If the original claim was denied for another reason (missing information, coding error) and you need to resubmit a corrected claim after the filing deadline, reference the original timely submission in your corrected claim. Most payer contracts allow corrected claims when the original was submitted on time. Include the original claim number, the denial reason, and the correction you made.
Payer-Specific Filing Deadline Details
Medicare’s 365-day deadline is among the most generous, and it starts from the date of service (or date of discharge for inpatient stays). Medicare allows exceptions for retroactive Medicare entitlement, retroactive disenrollment from a Medicare Advantage plan, and administrative errors by Medicare itself. These exceptions must be well-documented.
UnitedHealthcare filing deadlines vary by plan type. Fully insured plans typically allow 90 days. Self-funded employer plans set their own deadlines, which can range from 90 to 180 days. Always check the specific plan’s filing requirement, as UHC administers plans with different filing windows.

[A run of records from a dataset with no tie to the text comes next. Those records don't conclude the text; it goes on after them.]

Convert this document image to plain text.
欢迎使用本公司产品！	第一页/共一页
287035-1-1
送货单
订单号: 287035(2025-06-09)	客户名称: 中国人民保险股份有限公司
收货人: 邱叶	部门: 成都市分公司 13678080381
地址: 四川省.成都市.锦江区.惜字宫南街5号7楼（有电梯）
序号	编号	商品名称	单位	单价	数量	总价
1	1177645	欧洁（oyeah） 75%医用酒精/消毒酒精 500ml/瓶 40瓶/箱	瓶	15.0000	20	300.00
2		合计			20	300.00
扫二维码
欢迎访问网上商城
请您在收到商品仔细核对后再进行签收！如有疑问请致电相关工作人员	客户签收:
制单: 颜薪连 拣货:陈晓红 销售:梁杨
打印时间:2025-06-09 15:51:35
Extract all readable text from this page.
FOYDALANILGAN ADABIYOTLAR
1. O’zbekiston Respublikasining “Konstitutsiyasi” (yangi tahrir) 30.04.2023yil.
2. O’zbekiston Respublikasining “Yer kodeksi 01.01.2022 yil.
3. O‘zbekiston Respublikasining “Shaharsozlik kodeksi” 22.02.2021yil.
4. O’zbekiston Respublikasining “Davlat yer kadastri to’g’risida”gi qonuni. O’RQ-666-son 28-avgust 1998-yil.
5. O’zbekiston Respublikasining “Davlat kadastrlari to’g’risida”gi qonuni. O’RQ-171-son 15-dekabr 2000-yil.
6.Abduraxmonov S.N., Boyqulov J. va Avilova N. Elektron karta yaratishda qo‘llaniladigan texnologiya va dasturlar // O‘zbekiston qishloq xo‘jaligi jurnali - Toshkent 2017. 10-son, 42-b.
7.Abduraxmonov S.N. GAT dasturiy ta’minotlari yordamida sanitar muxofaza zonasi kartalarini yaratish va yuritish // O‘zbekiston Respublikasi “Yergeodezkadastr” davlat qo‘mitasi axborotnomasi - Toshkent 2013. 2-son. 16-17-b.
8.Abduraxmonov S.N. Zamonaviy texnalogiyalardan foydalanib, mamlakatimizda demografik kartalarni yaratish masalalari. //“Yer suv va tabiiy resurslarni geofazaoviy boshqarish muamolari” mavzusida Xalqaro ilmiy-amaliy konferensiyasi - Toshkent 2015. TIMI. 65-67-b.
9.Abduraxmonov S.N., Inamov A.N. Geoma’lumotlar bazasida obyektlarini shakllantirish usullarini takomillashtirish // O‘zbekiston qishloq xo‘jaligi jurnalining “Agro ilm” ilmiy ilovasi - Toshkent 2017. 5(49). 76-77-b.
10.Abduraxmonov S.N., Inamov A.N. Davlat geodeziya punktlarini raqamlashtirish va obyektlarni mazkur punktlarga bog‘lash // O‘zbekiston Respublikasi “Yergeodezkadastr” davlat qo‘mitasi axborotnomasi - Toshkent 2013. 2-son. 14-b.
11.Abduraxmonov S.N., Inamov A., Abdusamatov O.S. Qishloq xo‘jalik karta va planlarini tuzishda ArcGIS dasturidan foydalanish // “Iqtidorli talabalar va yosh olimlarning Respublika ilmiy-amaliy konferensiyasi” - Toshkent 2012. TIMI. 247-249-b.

Aetna is strict about 90-day filing for most commercial plans. They start the clock from the date of service, not the date of claim creation. Appeals for timely filing denials must include proof of original submission. Aetna does honor the corrected claim exception when the original was filed on time.
Blue Cross Blue Shield plans vary by state because each state plan operates independently. Filing deadlines range from 90 days (BCBS of Texas) to 365 days (some northeastern plans). Check your provider manual for the specific BCBS plan you are dealing with.
Prevention: The Only Reliable Strategy
Because CO-29 denials are so difficult to overturn, prevention is the primary defense. Build these processes into your billing workflow.
Run a weekly unbilled charges report sorted by days since date of service. Flag any charge that has been unbilled for more than 50% of the shortest payer filing deadline in your mix. If your shortest deadline is 90 days, flag at 45 days. This gives you adequate time to research and resolve whatever is holding the claim.
Monitor clearinghouse rejections daily. Every rejection represents a claim that is not getting closer to payment while the filing clock ticks. Set a 48-hour turnaround standard for resolving clearinghouse rejections. Assign a staff member specifically to rejection management if your volume warrants it.
Track credentialing status and hold charges for providers who are not yet credentialed with specific payers. Set a reminder to submit held claims immediately when credentialing is confirmed. Some payers offer retroactive credentialing that allows billing back to the effective date. Document the credentialing effective date for each payer and provider combination.
Process primary EOBs within five business days of receipt and submit secondary claims immediately. Do not batch secondary claims weekly or monthly. The faster you submit to the secondary payer, the more buffer you have against filing deadline issues.
Set calendar reminders for high-value claims approaching filing deadlines. A single missed deadline on a surgical case can cost thousands of dollars. Treating high-value claims with individual tracking is worth the extra administrative effort.
The Cost of CO-29 Denials
Unlike most denial codes where the revenue can be recovered through correction and resubmission, CO-29 denials often represent permanent revenue loss. The practice cannot bill the payer (deadline passed) and cannot bill the patient (contractual obligation). The only recourse is a successful appeal with proof of timely filing, and that is not always available.
Industry data suggests practices lose 1% to 3% of gross charges to timely filing denials annually. For a practice billing $5 million per year, that is $50,000 to $150,000 in lost revenue. Most of this is preventable with proper workflow controls and claim tracking. The investment in a dedicated claim tracking process pays for itself many times over.